How Important Is Home Field Advantage?

Originally published at DFSEdge.

I’ve touched on the existence and importance of Home Field Advantage briefly in the past, and I make frequent mention of it in my Strong Play articles, but we’ve yet to really dig in to see exactly how relevant of a factor it is.  A recent tweet from reader Greg Richards (@GRich25) has bumped home field advantage up on my to-do list, so today we’re going to check it out.

In mentioning why I wasn’t too crazy about Mike Minor against the Nationals a couple days ago, I brought up how Minor would be on the road.  Greg replied with, “Is there data somewhere to support that? Intuitively that seems of less importance to me in baseball.”  I noted that, while the crowd or extreme weather may play a more important role in, say, football, that one could hypothesize that home field advantage is “more important in MLB since NFL/NBA/NFL fields are all pretty uniform.”  The three point line is always the same distance from the hoop.  The red zone is always 20 yards long.  Something about hockey.

In baseball, though, no two parks are the same.  The infield diamond is uniform and the foul lines are straight, and that’s about it.  Outfields, fences, foul ground, everything else is different.
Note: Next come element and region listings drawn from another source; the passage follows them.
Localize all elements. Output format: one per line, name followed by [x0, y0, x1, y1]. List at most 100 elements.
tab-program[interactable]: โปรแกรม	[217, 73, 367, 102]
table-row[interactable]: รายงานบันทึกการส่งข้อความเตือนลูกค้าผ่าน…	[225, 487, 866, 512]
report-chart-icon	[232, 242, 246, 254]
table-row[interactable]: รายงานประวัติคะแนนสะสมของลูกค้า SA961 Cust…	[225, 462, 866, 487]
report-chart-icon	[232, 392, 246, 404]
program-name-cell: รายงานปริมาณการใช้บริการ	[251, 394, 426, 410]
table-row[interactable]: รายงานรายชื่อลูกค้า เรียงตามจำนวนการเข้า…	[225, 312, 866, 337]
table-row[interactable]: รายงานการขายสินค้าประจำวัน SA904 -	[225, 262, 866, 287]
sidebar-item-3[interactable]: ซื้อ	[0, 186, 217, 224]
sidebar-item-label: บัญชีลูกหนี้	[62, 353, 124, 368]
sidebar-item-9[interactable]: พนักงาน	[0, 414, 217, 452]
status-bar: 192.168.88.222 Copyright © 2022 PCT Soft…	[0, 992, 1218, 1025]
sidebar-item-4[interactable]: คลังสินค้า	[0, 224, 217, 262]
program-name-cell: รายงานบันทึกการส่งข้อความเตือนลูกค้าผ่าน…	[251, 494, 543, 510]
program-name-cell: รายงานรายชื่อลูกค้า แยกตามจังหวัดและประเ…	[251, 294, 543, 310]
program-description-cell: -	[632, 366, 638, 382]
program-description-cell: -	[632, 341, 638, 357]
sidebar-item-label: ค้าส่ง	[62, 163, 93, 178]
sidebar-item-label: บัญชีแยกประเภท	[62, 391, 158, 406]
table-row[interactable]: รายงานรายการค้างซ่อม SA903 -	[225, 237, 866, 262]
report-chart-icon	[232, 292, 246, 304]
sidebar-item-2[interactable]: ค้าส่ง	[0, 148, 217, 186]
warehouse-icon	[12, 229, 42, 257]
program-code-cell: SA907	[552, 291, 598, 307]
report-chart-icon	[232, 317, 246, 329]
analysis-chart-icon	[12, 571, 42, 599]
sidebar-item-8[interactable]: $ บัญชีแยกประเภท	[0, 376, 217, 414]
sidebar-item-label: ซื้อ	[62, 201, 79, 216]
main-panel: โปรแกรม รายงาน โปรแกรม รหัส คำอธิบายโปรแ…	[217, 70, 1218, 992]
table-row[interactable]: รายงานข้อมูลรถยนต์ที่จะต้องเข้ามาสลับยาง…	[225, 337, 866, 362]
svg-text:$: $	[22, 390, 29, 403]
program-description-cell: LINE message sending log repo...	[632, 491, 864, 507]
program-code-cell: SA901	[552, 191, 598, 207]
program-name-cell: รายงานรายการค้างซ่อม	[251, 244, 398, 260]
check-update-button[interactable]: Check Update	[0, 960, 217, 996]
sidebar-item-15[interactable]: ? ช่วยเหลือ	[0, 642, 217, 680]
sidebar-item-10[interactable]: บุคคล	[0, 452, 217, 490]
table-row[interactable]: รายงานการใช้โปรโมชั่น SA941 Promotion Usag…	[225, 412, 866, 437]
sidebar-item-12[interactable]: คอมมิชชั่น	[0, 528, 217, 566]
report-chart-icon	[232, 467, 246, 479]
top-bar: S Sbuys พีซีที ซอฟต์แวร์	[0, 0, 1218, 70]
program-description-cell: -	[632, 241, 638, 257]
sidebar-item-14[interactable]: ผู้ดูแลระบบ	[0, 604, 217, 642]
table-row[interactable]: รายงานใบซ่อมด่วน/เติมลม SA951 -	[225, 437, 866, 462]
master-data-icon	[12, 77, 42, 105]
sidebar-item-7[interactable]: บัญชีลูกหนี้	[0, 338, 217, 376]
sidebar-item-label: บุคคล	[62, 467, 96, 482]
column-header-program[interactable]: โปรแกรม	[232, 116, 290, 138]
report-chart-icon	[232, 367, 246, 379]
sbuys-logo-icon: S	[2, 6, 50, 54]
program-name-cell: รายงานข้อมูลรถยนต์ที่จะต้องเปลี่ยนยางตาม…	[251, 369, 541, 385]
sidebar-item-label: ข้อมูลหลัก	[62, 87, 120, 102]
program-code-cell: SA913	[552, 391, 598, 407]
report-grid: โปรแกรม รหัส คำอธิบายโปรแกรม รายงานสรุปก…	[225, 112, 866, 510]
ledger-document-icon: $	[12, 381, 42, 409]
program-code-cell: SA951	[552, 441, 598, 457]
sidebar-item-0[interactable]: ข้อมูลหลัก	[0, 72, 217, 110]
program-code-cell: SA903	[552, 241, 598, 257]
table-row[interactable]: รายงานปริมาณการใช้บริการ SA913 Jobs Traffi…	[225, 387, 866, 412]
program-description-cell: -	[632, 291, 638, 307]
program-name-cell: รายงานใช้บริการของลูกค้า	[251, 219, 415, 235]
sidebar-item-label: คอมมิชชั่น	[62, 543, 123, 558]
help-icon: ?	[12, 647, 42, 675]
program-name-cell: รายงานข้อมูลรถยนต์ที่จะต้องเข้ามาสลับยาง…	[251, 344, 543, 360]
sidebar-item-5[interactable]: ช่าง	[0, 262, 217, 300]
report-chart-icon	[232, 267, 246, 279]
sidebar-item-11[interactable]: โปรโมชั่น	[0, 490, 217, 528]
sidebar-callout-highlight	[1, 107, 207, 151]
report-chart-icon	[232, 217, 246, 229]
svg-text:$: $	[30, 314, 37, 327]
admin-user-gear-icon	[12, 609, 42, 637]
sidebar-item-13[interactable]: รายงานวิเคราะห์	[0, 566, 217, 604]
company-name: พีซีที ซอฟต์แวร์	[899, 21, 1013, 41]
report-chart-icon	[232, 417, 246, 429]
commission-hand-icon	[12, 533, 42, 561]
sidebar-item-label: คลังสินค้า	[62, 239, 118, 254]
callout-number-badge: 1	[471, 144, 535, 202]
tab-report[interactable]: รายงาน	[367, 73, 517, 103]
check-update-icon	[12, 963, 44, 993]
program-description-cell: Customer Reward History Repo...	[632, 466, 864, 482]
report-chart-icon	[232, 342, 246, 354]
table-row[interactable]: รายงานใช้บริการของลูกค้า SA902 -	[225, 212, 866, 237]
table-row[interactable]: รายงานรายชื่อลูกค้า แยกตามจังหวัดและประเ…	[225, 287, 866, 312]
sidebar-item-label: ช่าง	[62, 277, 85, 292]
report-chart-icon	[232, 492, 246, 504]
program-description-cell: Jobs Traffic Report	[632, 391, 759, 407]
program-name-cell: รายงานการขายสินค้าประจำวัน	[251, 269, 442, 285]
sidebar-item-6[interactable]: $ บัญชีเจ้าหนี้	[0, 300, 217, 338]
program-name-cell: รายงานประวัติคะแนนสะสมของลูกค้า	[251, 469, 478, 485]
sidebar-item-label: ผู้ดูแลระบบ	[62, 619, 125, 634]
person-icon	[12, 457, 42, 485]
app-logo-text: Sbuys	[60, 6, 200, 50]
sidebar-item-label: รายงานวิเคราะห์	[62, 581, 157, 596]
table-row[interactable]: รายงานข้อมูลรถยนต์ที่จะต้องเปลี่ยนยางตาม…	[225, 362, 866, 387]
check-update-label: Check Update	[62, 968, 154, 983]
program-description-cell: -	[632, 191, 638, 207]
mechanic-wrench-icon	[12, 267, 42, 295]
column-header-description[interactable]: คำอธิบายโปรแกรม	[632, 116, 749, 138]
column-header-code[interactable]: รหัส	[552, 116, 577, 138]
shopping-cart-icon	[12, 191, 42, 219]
I’d actually wager that the more unique a park is, the more advantage the home field gains.  It’s a lot easier for Brandon Barnes to navigate that hill in center field than it is for Leonys Martin when he visits Minute Maid.  I may try to look at this in the future, in addition to a few other HFA iterations that I have suspicions about, but for today we’ll stick with the basics.  Does home field advantage exist, and if it does, to what extent?

Home Field Advantage for Hitters

You can get a rough estimate for home field advantage just by comparing league-wide home and road numbers, but when there’s a better method that’s going to give us more accurate results, I like to use it.

Warning: Boring Methodology Ahead. Skip Ahead If You Just Want the Results.

To determine home field advantage, I focused on a recent three-year stretch of data and compared each individual hitter’s line in his home park with every individual road park he played in that year.  I then take a weighted average (using the harmonic mean of a player’s plate appearances in his home and road park pair as the weight to combat sample size issues) of all of these data points to find how much differently hitters perform between their home and a random road park.  While it doesn’t make much of a difference, I’ve also park-adjusted all the relevant stats using my own platoon park factors.

It’s Safe to Come Out Now.  Boring Methodology Section Over.

Now onto the fun part: the results.  Below is a table with seven stats and the differences between them when a hitter is at home versus on the road.

Home Field Advantage for Hitters
0.008 0.012 0.017 0.029 0.2% -1.0% 0.4%

As you can see, home field advantage absolutely exists, but the results are relatively modest.  A player will hit eight points better at home than he will on the road and OPS nearly 30 points better.

Home Field Advantage for Pitchers

Because of some data issues, the pitcher numbers weren’t park adjusted.  For hitters, the park adjustment reduced the effects by 10% on average, so keep in mind that these effects may be slightly overstated.

Home Field Advantage for Pitchers
-0.013 -0.016 -0.026 -0.042 -0.3% +1.0% -0.6%

The results for pitchers are larger than they are for hitters but still relatively modest.  Pitchers cut 13 points off their batting averages and, perhaps most notably, add a point to their strikeout percentage.

Closing Thoughts

When accounting for home field advantage, don’t make the mistake of taking the full figures in the tables above off of a player’s full-season line.  A player who is hitting .308 overall this year will not hit .300 on the road.  You have to cut that .008 figure in half since his seasonal line is composed of both home a road games.  So a .308 hitter overall would hit .304 on the road and .312 at home.  That limits the usefulness of including home field advantage to decide which hitters to draft, but the effects are there and are worthwhile to include in a comprehensive evaluation of the contextual factors facing a player on any given day.